Alguna vez fue un conejo como todos los conejos. Un instinto ocupado en comer zanahorias y copular. Una criatura destinada a ser amada por los niños, perseguida por los zorros y enviada a la olla de vez en cuando para ser parte de un rico guiso. Ahora, todo ello no era más que un lejano recuerdo, una pequeña molestia pulsátil en la parte de atrás de su cabeza. El conejo había dejado de ser lo que era para convertirse en otra cosa.

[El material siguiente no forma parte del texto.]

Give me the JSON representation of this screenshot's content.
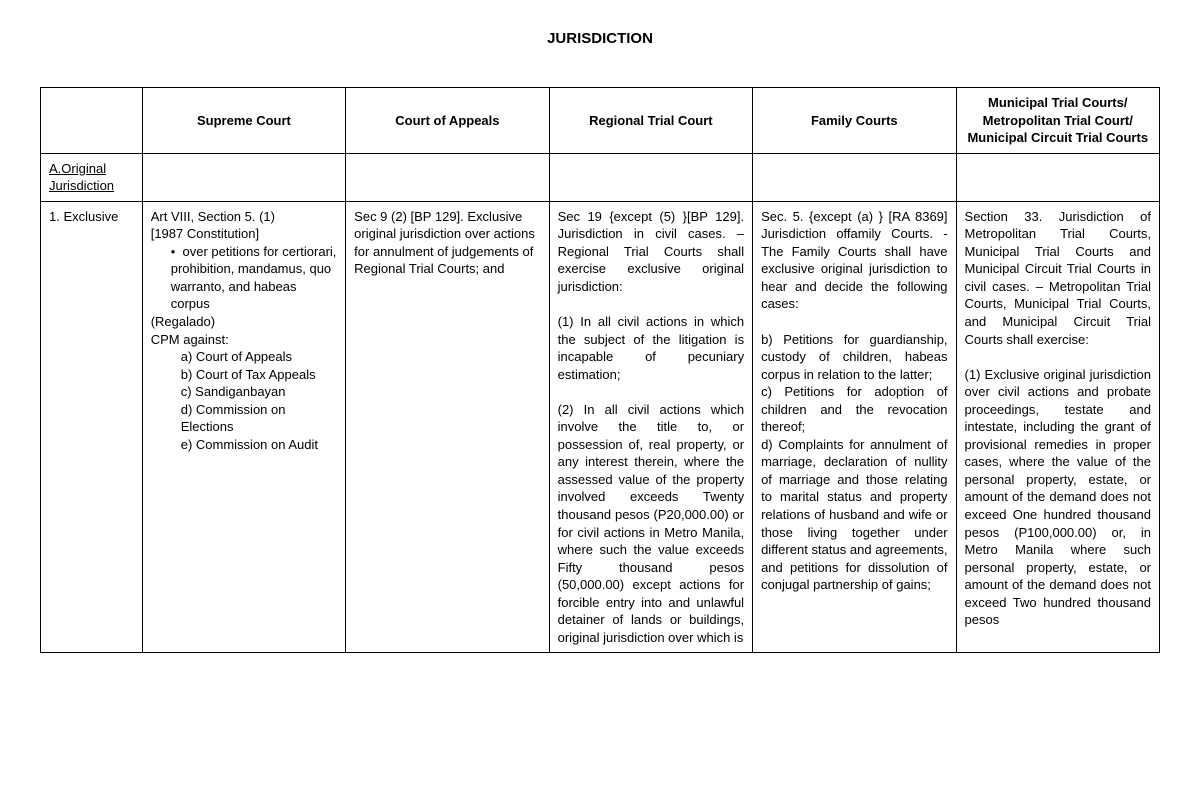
{
  "title": "JURISDICTION",
  "table": {
    "columns": [
      "",
      "Supreme Court",
      "Court of Appeals",
      "Regional Trial Court",
      "Family  Courts",
      "Municipal Trial  Courts/ Metropolitan Trial Court/ Municipal Circuit Trial Courts"
    ],
    "section_header": "A.Original Jurisdiction",
    "row_label": "1. Exclusive",
    "supreme_court": {
      "line1": "Art VIII, Section 5. (1)",
      "line2": "[1987 Constitution]",
      "bullet": "over petitions for certiorari, prohibition, mandamus, quo warranto, and habeas corpus",
      "line3": "(Regalado)",
      "line4": "CPM against:",
      "items": [
        "a)  Court of Appeals",
        "b)  Court of Tax Appeals",
        "c)  Sandiganbayan",
        "d)  Commission on Elections",
        "e)  Commission on Audit"
      ]
    },
    "court_of_appeals": "Sec 9 (2) [BP 129]. Exclusive original jurisdiction over actions for annulment of judgements of Regional Trial Courts; and",
    "regional_trial_court": {
      "p1": "Sec 19 {except (5) }[BP 129]. Jurisdiction in civil cases. – Regional Trial Courts shall exercise exclusive original jurisdiction:",
      "p2": "(1) In all civil actions in which the subject of the litigation is incapable of pecuniary estimation;",
      "p3": "(2) In all civil actions which involve the title to, or possession of, real property, or any interest therein, where the assessed value of the property involved exceeds Twenty thousand pesos (P20,000.00) or for civil actions in Metro Manila, where such the value exceeds Fifty thousand pesos (50,000.00) except actions for forcible entry into and unlawful detainer of lands or buildings, original jurisdiction over which is"
    },
    "family_courts": {
      "p1": "Sec. 5. {except (a) } [RA 8369] Jurisdiction offamily Courts. - The Family Courts shall have exclusive original jurisdiction to hear and decide the following cases:",
      "p2": "b) Petitions for guardianship, custody of children, habeas corpus in relation to the latter;",
      "p3": "c) Petitions for adoption of children and the revocation thereof;",
      "p4": "d) Complaints for annulment of marriage, declaration of nullity of marriage and those relating to marital status and property relations of husband and wife or those living together under different status and agreements, and petitions for dissolution of conjugal partnership of gains;"
    },
    "municipal": {
      "p1": "Section 33. Jurisdiction of Metropolitan Trial Courts, Municipal Trial Courts and Municipal Circuit Trial Courts in civil cases. – Metropolitan Trial Courts, Municipal Trial Courts, and Municipal Circuit Trial Courts shall exercise:",
      "p2": "(1) Exclusive original jurisdiction over civil actions and probate proceedings, testate and intestate, including the grant of provisional remedies in proper cases, where the value of the personal property, estate, or amount of the demand does not exceed One hundred thousand pesos (P100,000.00) or, in Metro Manila where such personal property, estate, or amount of the demand does not exceed Two hundred thousand pesos"
    }
  }
}
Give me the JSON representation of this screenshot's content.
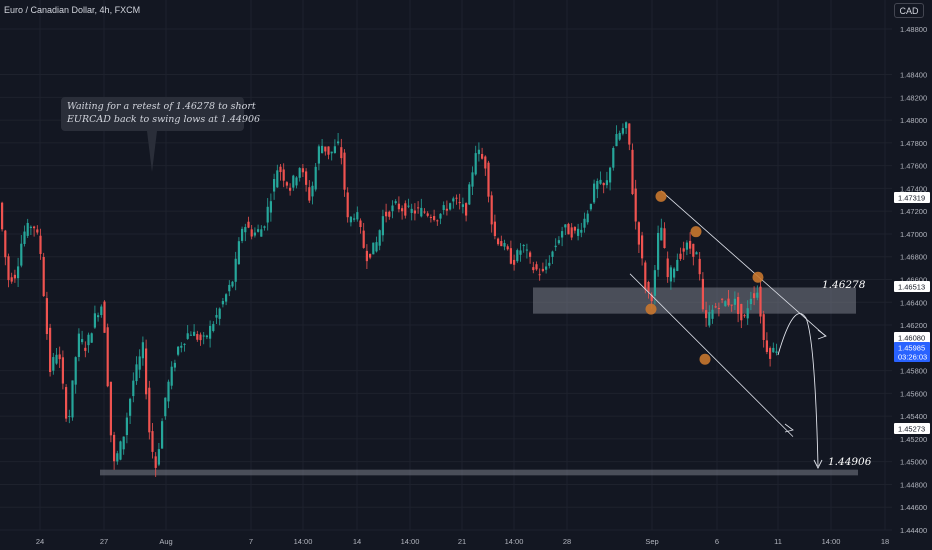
{
  "header": {
    "pair_title": "Euro / Canadian Dollar, 4h, FXCM",
    "currency_badge": "CAD"
  },
  "annotations": {
    "note_line1": "Waiting for a retest of 1.46278 to short",
    "note_line2": "EURCAD back to swing lows at 1.44906",
    "resistance_label": "1.46278",
    "target_label": "1.44906"
  },
  "colors": {
    "background": "#131722",
    "grid": "#1e222d",
    "up_candle": "#26a69a",
    "down_candle": "#ef5350",
    "swing_marker": "#c8772e",
    "zone": "#787b86",
    "arrow": "#e0e3eb",
    "last_price_tag": "#2962ff"
  },
  "chart_data": {
    "type": "candlestick",
    "title": "Euro / Canadian Dollar, 4h, FXCM",
    "ylim": [
      1.444,
      1.489
    ],
    "y_ticks": [
      "1.48800",
      "1.48400",
      "1.48200",
      "1.48000",
      "1.47800",
      "1.47600",
      "1.47400",
      "1.47200",
      "1.47000",
      "1.46800",
      "1.46600",
      "1.46400",
      "1.46200",
      "1.45800",
      "1.45600",
      "1.45400",
      "1.45200",
      "1.45000",
      "1.44800",
      "1.44600",
      "1.44400"
    ],
    "x_ticks": [
      "24",
      "27",
      "Aug",
      "7",
      "14:00",
      "14",
      "14:00",
      "21",
      "14:00",
      "28",
      "Sep",
      "6",
      "11",
      "14:00",
      "18"
    ],
    "price_tags": [
      {
        "value": "1.47319",
        "kind": "level"
      },
      {
        "value": "1.46513",
        "kind": "level"
      },
      {
        "value": "1.46080",
        "kind": "level"
      },
      {
        "value": "1.45985",
        "kind": "last"
      },
      {
        "value": "03:26:03",
        "kind": "countdown"
      },
      {
        "value": "1.45273",
        "kind": "level"
      }
    ],
    "zones": [
      {
        "name": "resistance-zone",
        "from": 1.463,
        "to": 1.4653
      },
      {
        "name": "support-zone",
        "from": 1.4488,
        "to": 1.4493
      }
    ],
    "swing_markers": [
      1.4733,
      1.4702,
      1.4634,
      1.4662,
      1.459
    ],
    "key_levels": [
      1.46278,
      1.44906
    ],
    "anchors": [
      {
        "x": 0,
        "p": 1.4735
      },
      {
        "x": 10,
        "p": 1.466
      },
      {
        "x": 18,
        "p": 1.4665
      },
      {
        "x": 25,
        "p": 1.47
      },
      {
        "x": 35,
        "p": 1.471
      },
      {
        "x": 42,
        "p": 1.469
      },
      {
        "x": 52,
        "p": 1.458
      },
      {
        "x": 60,
        "p": 1.46
      },
      {
        "x": 70,
        "p": 1.453
      },
      {
        "x": 80,
        "p": 1.461
      },
      {
        "x": 88,
        "p": 1.46
      },
      {
        "x": 98,
        "p": 1.463
      },
      {
        "x": 105,
        "p": 1.464
      },
      {
        "x": 115,
        "p": 1.4495
      },
      {
        "x": 125,
        "p": 1.452
      },
      {
        "x": 135,
        "p": 1.457
      },
      {
        "x": 145,
        "p": 1.46
      },
      {
        "x": 152,
        "p": 1.452
      },
      {
        "x": 158,
        "p": 1.4495
      },
      {
        "x": 168,
        "p": 1.456
      },
      {
        "x": 180,
        "p": 1.46
      },
      {
        "x": 192,
        "p": 1.4615
      },
      {
        "x": 205,
        "p": 1.4605
      },
      {
        "x": 220,
        "p": 1.463
      },
      {
        "x": 235,
        "p": 1.466
      },
      {
        "x": 245,
        "p": 1.471
      },
      {
        "x": 255,
        "p": 1.47
      },
      {
        "x": 265,
        "p": 1.4705
      },
      {
        "x": 272,
        "p": 1.473
      },
      {
        "x": 280,
        "p": 1.476
      },
      {
        "x": 292,
        "p": 1.474
      },
      {
        "x": 302,
        "p": 1.476
      },
      {
        "x": 312,
        "p": 1.473
      },
      {
        "x": 322,
        "p": 1.478
      },
      {
        "x": 332,
        "p": 1.477
      },
      {
        "x": 342,
        "p": 1.478
      },
      {
        "x": 350,
        "p": 1.471
      },
      {
        "x": 358,
        "p": 1.472
      },
      {
        "x": 368,
        "p": 1.468
      },
      {
        "x": 378,
        "p": 1.469
      },
      {
        "x": 385,
        "p": 1.4715
      },
      {
        "x": 398,
        "p": 1.4725
      },
      {
        "x": 410,
        "p": 1.472
      },
      {
        "x": 425,
        "p": 1.472
      },
      {
        "x": 440,
        "p": 1.4715
      },
      {
        "x": 455,
        "p": 1.473
      },
      {
        "x": 468,
        "p": 1.472
      },
      {
        "x": 478,
        "p": 1.4775
      },
      {
        "x": 488,
        "p": 1.476
      },
      {
        "x": 495,
        "p": 1.47
      },
      {
        "x": 505,
        "p": 1.469
      },
      {
        "x": 515,
        "p": 1.4675
      },
      {
        "x": 525,
        "p": 1.469
      },
      {
        "x": 535,
        "p": 1.467
      },
      {
        "x": 545,
        "p": 1.4665
      },
      {
        "x": 555,
        "p": 1.4685
      },
      {
        "x": 565,
        "p": 1.4705
      },
      {
        "x": 578,
        "p": 1.47
      },
      {
        "x": 588,
        "p": 1.4715
      },
      {
        "x": 598,
        "p": 1.4745
      },
      {
        "x": 608,
        "p": 1.474
      },
      {
        "x": 616,
        "p": 1.478
      },
      {
        "x": 623,
        "p": 1.479
      },
      {
        "x": 630,
        "p": 1.4795
      },
      {
        "x": 636,
        "p": 1.472
      },
      {
        "x": 642,
        "p": 1.469
      },
      {
        "x": 648,
        "p": 1.465
      },
      {
        "x": 655,
        "p": 1.4645
      },
      {
        "x": 662,
        "p": 1.4715
      },
      {
        "x": 670,
        "p": 1.466
      },
      {
        "x": 680,
        "p": 1.468
      },
      {
        "x": 690,
        "p": 1.469
      },
      {
        "x": 700,
        "p": 1.468
      },
      {
        "x": 706,
        "p": 1.462
      },
      {
        "x": 712,
        "p": 1.463
      },
      {
        "x": 722,
        "p": 1.464
      },
      {
        "x": 730,
        "p": 1.464
      },
      {
        "x": 738,
        "p": 1.464
      },
      {
        "x": 745,
        "p": 1.462
      },
      {
        "x": 752,
        "p": 1.4645
      },
      {
        "x": 760,
        "p": 1.465
      },
      {
        "x": 766,
        "p": 1.4605
      },
      {
        "x": 772,
        "p": 1.4595
      },
      {
        "x": 778,
        "p": 1.46
      }
    ]
  }
}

Caminaba ahora, un conejo blanco con unos grises ojos de palta desvaída, por campos y bosques que no terminaba de entender, un satélite de la voluntad de Eyanael. Así, el conejo se vio de repente en lo alto de una montaña, y, luego, desplazándose por el aire, rompiendo los límites del planeta y navegando por el espacio. Allá, donde ningún otro conejo había llegado antes, donde ninguno de su especie habría podido atreverse jamás.

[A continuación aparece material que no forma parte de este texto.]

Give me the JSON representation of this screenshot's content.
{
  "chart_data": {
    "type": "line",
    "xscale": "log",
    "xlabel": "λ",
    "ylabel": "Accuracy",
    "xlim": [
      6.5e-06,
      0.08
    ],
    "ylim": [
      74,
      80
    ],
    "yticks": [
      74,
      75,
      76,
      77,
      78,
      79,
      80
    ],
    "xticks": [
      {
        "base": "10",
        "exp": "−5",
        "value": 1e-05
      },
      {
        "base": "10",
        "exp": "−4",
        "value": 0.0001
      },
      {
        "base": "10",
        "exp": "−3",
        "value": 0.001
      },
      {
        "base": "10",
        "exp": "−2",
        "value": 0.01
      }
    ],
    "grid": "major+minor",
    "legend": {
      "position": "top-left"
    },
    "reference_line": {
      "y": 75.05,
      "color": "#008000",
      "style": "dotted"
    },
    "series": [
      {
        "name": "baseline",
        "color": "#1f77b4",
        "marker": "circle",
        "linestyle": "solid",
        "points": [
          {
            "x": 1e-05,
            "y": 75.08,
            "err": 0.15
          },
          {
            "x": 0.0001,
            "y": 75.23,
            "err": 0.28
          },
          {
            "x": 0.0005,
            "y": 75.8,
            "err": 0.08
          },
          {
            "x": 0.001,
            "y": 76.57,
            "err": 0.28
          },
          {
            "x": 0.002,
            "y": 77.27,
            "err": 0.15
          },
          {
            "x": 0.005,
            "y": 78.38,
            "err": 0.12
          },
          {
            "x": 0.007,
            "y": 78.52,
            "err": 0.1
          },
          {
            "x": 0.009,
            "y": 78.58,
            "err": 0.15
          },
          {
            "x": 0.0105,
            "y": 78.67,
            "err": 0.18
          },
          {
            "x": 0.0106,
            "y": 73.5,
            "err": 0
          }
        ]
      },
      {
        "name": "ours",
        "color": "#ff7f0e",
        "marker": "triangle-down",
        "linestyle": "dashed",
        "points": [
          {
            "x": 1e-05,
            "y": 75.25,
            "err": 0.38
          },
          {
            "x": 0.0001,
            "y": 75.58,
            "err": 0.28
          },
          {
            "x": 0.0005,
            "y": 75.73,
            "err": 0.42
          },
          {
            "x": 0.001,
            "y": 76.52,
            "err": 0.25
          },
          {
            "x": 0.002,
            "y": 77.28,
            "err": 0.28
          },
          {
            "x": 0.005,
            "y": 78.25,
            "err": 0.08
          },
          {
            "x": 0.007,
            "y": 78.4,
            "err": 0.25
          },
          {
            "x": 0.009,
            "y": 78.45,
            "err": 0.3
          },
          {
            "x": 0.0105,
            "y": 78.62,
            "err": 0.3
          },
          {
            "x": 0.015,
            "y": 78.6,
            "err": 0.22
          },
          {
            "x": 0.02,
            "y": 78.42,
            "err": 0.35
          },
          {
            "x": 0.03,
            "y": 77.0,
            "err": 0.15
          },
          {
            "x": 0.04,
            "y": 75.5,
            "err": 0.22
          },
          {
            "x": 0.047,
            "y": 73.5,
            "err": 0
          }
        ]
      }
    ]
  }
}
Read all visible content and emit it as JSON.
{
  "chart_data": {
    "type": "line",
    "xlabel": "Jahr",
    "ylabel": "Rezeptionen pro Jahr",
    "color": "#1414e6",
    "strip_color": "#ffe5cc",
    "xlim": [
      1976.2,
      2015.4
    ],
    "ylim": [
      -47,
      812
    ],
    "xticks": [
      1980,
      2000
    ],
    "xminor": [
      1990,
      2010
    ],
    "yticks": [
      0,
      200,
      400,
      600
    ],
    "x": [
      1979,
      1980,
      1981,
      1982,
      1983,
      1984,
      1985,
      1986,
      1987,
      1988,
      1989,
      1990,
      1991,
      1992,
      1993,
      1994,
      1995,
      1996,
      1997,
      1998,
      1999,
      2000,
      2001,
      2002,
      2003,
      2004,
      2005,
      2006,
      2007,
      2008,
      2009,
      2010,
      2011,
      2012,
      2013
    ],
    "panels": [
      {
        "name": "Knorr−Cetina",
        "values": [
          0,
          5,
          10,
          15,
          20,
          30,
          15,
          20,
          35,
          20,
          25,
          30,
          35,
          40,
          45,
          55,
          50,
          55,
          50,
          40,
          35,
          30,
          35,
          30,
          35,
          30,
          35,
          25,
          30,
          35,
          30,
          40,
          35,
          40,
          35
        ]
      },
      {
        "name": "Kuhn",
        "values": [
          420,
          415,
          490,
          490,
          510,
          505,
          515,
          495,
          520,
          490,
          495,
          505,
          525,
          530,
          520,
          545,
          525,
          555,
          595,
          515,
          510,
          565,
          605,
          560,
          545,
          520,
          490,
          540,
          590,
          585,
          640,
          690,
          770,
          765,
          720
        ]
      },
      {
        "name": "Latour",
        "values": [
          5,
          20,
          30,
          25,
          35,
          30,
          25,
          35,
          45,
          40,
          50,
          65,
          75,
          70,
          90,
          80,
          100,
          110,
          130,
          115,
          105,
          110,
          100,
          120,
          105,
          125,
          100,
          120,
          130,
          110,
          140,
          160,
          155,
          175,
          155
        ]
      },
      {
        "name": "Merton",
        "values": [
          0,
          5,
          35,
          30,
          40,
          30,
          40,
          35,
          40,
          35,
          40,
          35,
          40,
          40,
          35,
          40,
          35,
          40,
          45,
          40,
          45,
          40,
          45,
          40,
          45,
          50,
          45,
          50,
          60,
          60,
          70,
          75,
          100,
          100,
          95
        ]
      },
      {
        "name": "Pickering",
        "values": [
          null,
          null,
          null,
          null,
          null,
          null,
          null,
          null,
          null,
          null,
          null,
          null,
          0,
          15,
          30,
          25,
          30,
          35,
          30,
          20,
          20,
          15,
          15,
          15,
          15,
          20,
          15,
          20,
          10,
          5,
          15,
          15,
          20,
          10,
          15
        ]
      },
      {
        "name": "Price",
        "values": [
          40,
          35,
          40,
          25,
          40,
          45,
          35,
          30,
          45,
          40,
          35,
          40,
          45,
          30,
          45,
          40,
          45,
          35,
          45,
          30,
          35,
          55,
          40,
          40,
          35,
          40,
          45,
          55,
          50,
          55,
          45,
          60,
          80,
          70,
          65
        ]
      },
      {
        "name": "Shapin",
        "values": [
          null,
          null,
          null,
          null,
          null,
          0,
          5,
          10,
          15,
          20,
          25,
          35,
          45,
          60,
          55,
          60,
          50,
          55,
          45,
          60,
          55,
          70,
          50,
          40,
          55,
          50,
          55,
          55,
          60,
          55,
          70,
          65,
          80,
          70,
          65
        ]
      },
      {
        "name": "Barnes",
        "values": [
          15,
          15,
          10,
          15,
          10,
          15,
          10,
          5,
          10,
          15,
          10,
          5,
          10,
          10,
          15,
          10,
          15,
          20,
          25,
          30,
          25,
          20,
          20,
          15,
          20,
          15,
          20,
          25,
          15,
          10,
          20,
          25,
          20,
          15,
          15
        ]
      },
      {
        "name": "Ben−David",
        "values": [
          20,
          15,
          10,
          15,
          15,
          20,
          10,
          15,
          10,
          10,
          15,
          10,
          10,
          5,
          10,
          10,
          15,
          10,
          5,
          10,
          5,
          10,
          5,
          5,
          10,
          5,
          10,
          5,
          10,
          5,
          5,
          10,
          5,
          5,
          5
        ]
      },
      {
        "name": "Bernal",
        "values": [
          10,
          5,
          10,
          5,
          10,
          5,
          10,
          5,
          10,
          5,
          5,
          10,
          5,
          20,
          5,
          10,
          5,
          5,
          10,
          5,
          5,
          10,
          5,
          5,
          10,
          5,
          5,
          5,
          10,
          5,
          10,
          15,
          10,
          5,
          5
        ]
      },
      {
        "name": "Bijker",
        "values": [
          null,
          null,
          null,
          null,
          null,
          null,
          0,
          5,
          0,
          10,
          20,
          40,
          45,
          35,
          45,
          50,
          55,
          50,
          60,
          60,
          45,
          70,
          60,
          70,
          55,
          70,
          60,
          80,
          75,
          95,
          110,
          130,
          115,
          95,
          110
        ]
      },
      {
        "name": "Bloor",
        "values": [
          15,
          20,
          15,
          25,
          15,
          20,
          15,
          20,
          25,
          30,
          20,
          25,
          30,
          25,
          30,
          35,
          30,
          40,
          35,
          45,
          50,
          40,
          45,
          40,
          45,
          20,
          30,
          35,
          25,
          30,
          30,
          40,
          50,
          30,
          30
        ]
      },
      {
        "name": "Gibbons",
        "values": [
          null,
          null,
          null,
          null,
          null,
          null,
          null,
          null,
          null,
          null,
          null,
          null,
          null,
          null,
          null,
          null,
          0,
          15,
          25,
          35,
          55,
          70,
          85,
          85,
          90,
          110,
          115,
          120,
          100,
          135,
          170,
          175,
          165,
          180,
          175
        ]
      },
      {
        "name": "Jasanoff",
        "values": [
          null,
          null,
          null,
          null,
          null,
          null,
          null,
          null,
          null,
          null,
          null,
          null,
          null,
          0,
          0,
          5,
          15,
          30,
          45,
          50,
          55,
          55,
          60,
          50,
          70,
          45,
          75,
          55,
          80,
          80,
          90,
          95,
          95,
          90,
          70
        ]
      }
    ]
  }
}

No tenía hambre. Tampoco tenía necesidad alguna de alimentarse, a decir verdad, lanzado más allá de la atmósfera, ni siquiera tenía necesidad de respirar. El conejo había dejado de obedecer las leyes de la física, de la química o de la misma existencia. De haber tenido algún tipo de consciencia, esta habría estado aullando de terror y sobrecogimiento en alguna parte de su cabeza. Sin embargo, era un conejo, por lo tanto, solo avanzaba a trompicones a través del espacio hasta llegar a la luna donde se quedó viviendo, pues a la voluntad que le habitaba le pareció gracioso que así fuera.
El conejo, piel blanca, ojos grises, se quedó
saltando en la fría superficie de la luna, donde en algún momento sería
descubierto, ofreciendo más problemas de los que se proponía.